Klamek ji bo Beko (A Song for Beko) is a 1992 film written and directed by Nizamettin Arıç, who is also among the cast. It is one of the first Kurdish films.

==Plot==
The odyssey of a Kurdish man (Beko) in search of his brother, who has fled to avoid being drafted into the Turkish Armed Forces. Escaping arrest in Turkey, he flees to Syria and from there to Iraqi Kurdistan, where he finally finds refuge among displaced children. In Iraq, Beko manages to survive the Iraqi chemical attacks in 1988, and along with a blind girl, he makes it to Germany.
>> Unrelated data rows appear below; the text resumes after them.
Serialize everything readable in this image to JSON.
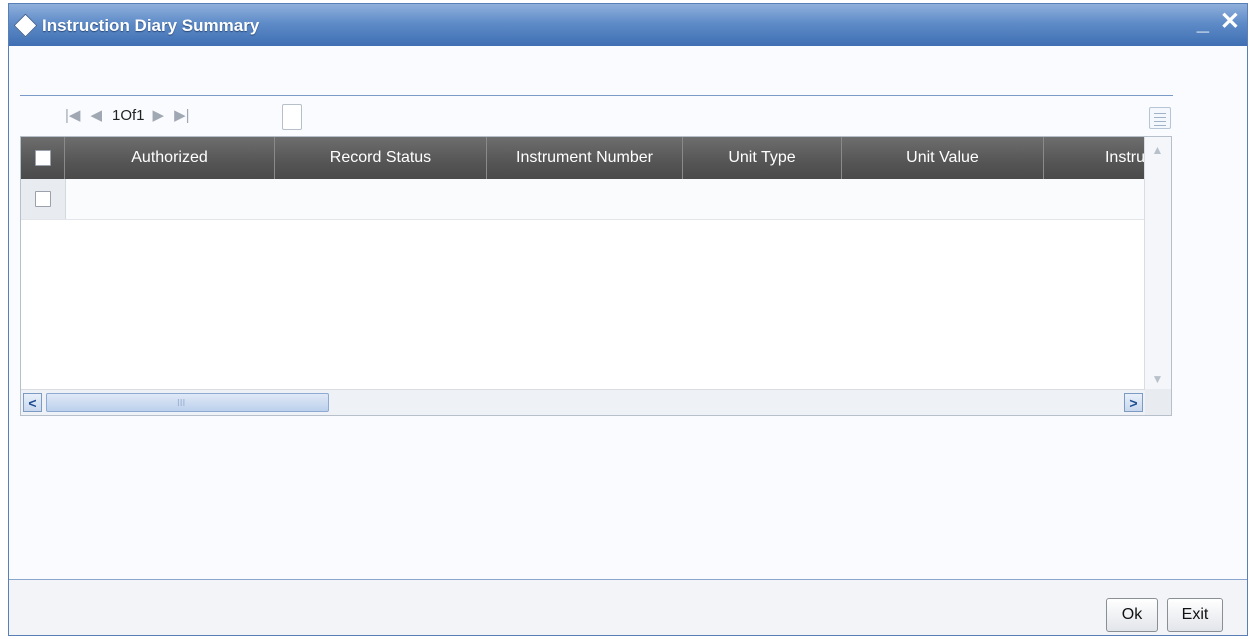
{
  "window": {
    "title": "Instruction Diary Summary",
    "minimize_glyph": "_",
    "close_glyph": "✕"
  },
  "pager": {
    "first_glyph": "|◀",
    "prev_glyph": "◀",
    "page_text": "1Of1",
    "next_glyph": "▶",
    "last_glyph": "▶|"
  },
  "grid": {
    "columns": [
      {
        "label": "Authorized"
      },
      {
        "label": "Record Status"
      },
      {
        "label": "Instrument Number"
      },
      {
        "label": "Unit Type"
      },
      {
        "label": "Unit Value"
      },
      {
        "label": "Instru"
      }
    ],
    "scroll_left_glyph": "<",
    "scroll_right_glyph": ">",
    "scroll_grip_glyph": "III"
  },
  "footer": {
    "ok_label": "Ok",
    "exit_label": "Exit"
  },
  "colors": {
    "titlebar": "#4f7fc0",
    "grid_header": "#5a5a5a",
    "accent_border": "#5a7fb6"
  }
}
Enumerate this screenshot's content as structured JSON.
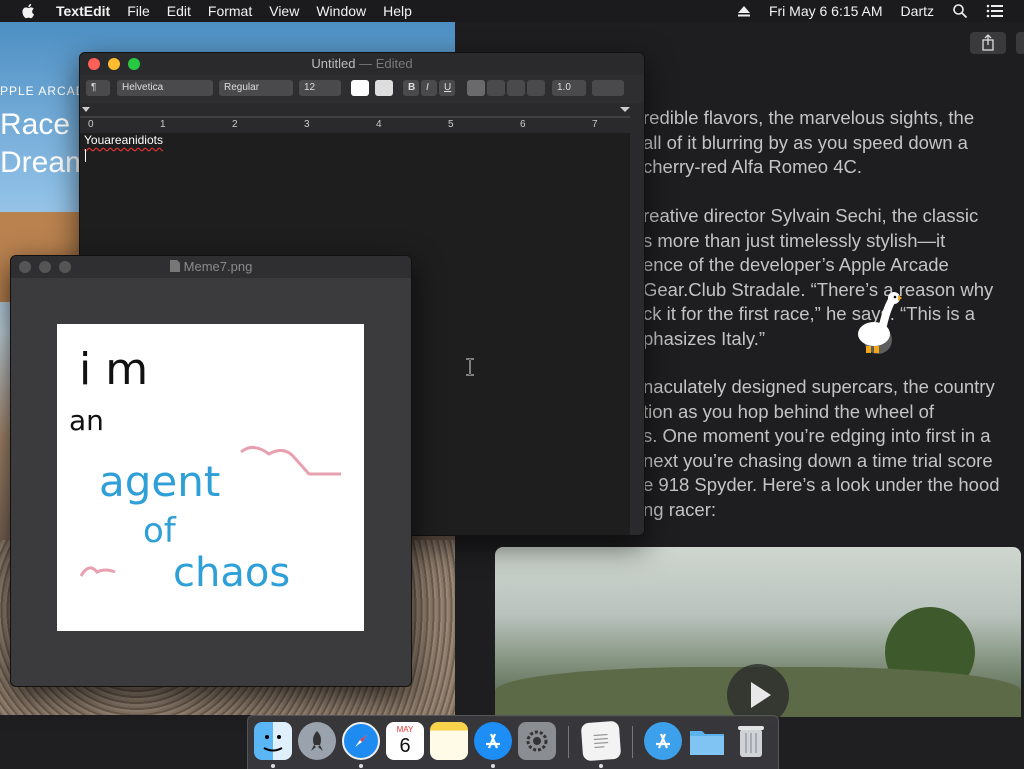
{
  "menubar": {
    "app_name": "TextEdit",
    "items": [
      "File",
      "Edit",
      "Format",
      "View",
      "Window",
      "Help"
    ],
    "clock": "Fri May 6  6:15 AM",
    "user": "Dartz"
  },
  "background_left": {
    "kicker": "PPLE ARCAD",
    "headline_1": "Race a",
    "headline_2": "Dream"
  },
  "article": {
    "paragraphs": [
      "redible flavors, the marvelous sights, the\nall of it blurring by as you speed down a\ncherry-red Alfa Romeo 4C.",
      "reative director Sylvain Sechi, the classic\ns more than just timelessly stylish—it\nence of the developer’s Apple Arcade\nGear.Club Stradale. “There’s a reason why\nck it for the first race,” he says. “This is a\nphasizes Italy.”",
      "naculately designed supercars, the country\ntion as you hop behind the wheel of\ns. One moment you’re edging into first in a\nnext you’re chasing down a time trial score\ne 918 Spyder. Here’s a look under the hood\nng racer:"
    ]
  },
  "textedit": {
    "title": "Untitled",
    "title_state": "— Edited",
    "paragraph_style": "¶",
    "font_family": "Helvetica",
    "font_style": "Regular",
    "font_size": "12",
    "bold": "B",
    "italic": "I",
    "underline": "U",
    "line_spacing": "1.0",
    "ruler_numbers": [
      "0",
      "1",
      "2",
      "3",
      "4",
      "5",
      "6",
      "7"
    ],
    "document_text": "Youareanidiots"
  },
  "preview": {
    "title": "Meme7.png",
    "meme_lines": [
      "i m",
      "an",
      "agent",
      "of",
      "chaos"
    ]
  },
  "dock": {
    "items": [
      "finder-icon",
      "launchpad-icon",
      "safari-icon",
      "calendar-icon",
      "notes-icon",
      "app-store-icon",
      "system-preferences-icon",
      "textedit-icon",
      "applications-folder-icon",
      "documents-folder-icon",
      "trash-icon"
    ],
    "calendar_month": "MAY",
    "calendar_day": "6"
  },
  "colors": {
    "close": "#fe5f57",
    "minimize": "#febc2e",
    "zoom": "#28c840",
    "ink_black": "#111111",
    "ink_blue": "#2f9fd8",
    "ink_pink": "#e8a0b0"
  }
}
Eventually, he discovers that his brother was drafted in the Army and killed in the conflict with Kurdish guerillas.

==Awards==
- Special Jury and Audience Awards, Fribourg International Film Festival, 1994.
- Audience Award, São Paulo International Film Festival, 1993.
- Audience Award, Angers European First Film Festival, 1993.